Организация генов рРНК боррелий заслуживает особого внимания. Так, боррелии комплекса B. burgdorferi s.l. обладают одной копией 16S рРНК и двумя копиями каждого из генов 23S рРНК и 5S рРНК, все гены расположены внутри участка хромосомы длиной около 10 т.п.н. [161]. Гены 23S рРНК (rrlA и rrlB) и 5S рРНК (rrfA и rrfB) тандемно повторяются в порядке 23S-5S-23S-5S и не связаны с геном 16S рРНК (rrs), расположенным на расстоянии около 2 т.п.н. Отдельные копии 23S-5S повторов разделены спейсером (5S-23S рРНК intergenic spacer, IGS) длиной около 180 п.н. Внутри 23S-5S повтора последовательности 23S и 5S рРНК разделены спейсером длиной 22 п.н. В геноме боррелий группы КВЛ имеется только одна копия каждого гена рРНК [161].
Боррелии – единственные спирохеты, для поддержания и передачи которых необходимы членистоногие переносчики (в большинстве случаев ими являются разные виды клещей). Необходимость размножения как в холоднокровных (клещ), так и в теплокровных (птицы, млекопитающие) хозяевах привела к появлению ряда экологических особенностей, отсутствующих у других спирохет.

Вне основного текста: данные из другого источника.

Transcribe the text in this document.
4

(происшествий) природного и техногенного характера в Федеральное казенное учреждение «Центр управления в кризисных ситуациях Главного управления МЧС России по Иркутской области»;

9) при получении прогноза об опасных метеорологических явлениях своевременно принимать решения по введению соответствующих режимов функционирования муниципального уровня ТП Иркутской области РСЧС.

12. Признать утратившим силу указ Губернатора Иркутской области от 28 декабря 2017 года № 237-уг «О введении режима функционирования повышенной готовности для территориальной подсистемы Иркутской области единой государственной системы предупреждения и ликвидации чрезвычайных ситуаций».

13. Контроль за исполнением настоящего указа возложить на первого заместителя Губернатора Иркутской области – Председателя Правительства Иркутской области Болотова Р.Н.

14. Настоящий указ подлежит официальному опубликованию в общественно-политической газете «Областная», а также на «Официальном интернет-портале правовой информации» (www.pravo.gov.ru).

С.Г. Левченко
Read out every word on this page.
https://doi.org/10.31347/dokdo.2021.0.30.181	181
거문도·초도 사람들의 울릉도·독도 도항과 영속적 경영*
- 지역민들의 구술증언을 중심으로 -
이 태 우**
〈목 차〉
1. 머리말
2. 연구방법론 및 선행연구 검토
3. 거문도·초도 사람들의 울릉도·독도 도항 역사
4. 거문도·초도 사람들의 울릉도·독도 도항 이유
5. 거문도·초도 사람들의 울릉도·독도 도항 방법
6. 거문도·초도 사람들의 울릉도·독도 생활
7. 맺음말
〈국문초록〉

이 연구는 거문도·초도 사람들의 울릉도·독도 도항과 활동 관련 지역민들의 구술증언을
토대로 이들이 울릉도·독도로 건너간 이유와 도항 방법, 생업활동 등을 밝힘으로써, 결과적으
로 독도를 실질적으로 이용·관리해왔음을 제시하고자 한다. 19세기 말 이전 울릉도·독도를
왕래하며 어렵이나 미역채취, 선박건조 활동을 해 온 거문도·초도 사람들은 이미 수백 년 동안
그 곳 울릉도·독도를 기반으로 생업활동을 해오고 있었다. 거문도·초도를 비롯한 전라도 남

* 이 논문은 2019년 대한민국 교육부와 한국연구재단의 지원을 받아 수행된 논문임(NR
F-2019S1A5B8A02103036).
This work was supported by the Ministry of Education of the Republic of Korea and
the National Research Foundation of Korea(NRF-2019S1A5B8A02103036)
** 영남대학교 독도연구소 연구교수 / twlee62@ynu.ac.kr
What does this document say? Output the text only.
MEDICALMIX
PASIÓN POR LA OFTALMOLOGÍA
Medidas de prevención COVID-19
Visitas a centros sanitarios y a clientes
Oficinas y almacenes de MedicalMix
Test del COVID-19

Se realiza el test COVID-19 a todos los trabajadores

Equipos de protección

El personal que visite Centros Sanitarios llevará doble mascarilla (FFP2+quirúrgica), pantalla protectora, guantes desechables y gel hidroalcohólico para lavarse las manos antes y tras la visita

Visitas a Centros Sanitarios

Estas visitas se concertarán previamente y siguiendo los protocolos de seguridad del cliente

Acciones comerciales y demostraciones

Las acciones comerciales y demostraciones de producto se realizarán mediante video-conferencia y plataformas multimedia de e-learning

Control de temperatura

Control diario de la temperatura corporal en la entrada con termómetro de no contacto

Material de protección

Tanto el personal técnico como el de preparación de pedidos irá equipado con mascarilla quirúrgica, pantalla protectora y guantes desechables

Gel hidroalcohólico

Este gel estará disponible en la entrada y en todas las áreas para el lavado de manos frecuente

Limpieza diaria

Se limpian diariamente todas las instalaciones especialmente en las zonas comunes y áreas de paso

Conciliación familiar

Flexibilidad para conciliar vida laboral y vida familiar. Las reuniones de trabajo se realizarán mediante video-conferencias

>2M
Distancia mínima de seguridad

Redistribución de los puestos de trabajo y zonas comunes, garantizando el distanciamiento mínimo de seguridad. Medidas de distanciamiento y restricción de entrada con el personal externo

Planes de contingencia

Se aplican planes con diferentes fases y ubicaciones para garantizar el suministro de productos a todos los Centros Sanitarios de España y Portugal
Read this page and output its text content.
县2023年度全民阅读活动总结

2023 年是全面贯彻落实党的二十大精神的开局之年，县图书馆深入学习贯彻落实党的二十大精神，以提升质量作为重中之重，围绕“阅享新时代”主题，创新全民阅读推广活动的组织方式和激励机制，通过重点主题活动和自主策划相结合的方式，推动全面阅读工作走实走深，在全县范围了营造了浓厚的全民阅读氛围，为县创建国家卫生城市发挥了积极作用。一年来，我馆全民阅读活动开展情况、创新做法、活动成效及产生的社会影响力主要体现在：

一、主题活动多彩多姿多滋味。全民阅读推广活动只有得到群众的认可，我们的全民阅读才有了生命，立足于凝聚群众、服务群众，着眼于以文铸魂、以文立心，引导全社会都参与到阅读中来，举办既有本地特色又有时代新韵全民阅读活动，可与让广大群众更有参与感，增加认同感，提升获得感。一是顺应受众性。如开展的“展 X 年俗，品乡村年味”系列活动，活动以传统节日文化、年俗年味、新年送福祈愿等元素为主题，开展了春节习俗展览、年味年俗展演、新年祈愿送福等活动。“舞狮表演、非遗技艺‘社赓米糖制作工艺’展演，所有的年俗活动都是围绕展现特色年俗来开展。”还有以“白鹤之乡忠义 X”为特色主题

Инфицированные боррелиями клещи в процессе питания через слюну заражают животных, а неинфицированные клещи получают возбудителей от животных, в крови которых циркулируют боррелии [9, 43]. Возбудители, клещи переносчики и популяции позвоночных животных, поддерживающие их существование, образуют трехчленные паразитарные системы, характеризующиеся разветвленными связями между всеми составляющими [16, 17]. Прокормителями иксодовых клещей в природных очагах могут выступать не менее 300 видов позвоночных, из них около 100 видов мелких млекопитающих (мыши, полевки крысы, белки, зайцы, ежи и др.) и более 170 видов птиц (преобладают птицы, гнездящиеся на земле) [26, 76, 177]. Несмотря на значительное число видов теплокровных хозяев, только некоторые из них способны эффективно поддерживать размножение и жизнедеятельность боррелий, а также обеспечивать их передачу клещу в процессе его питания.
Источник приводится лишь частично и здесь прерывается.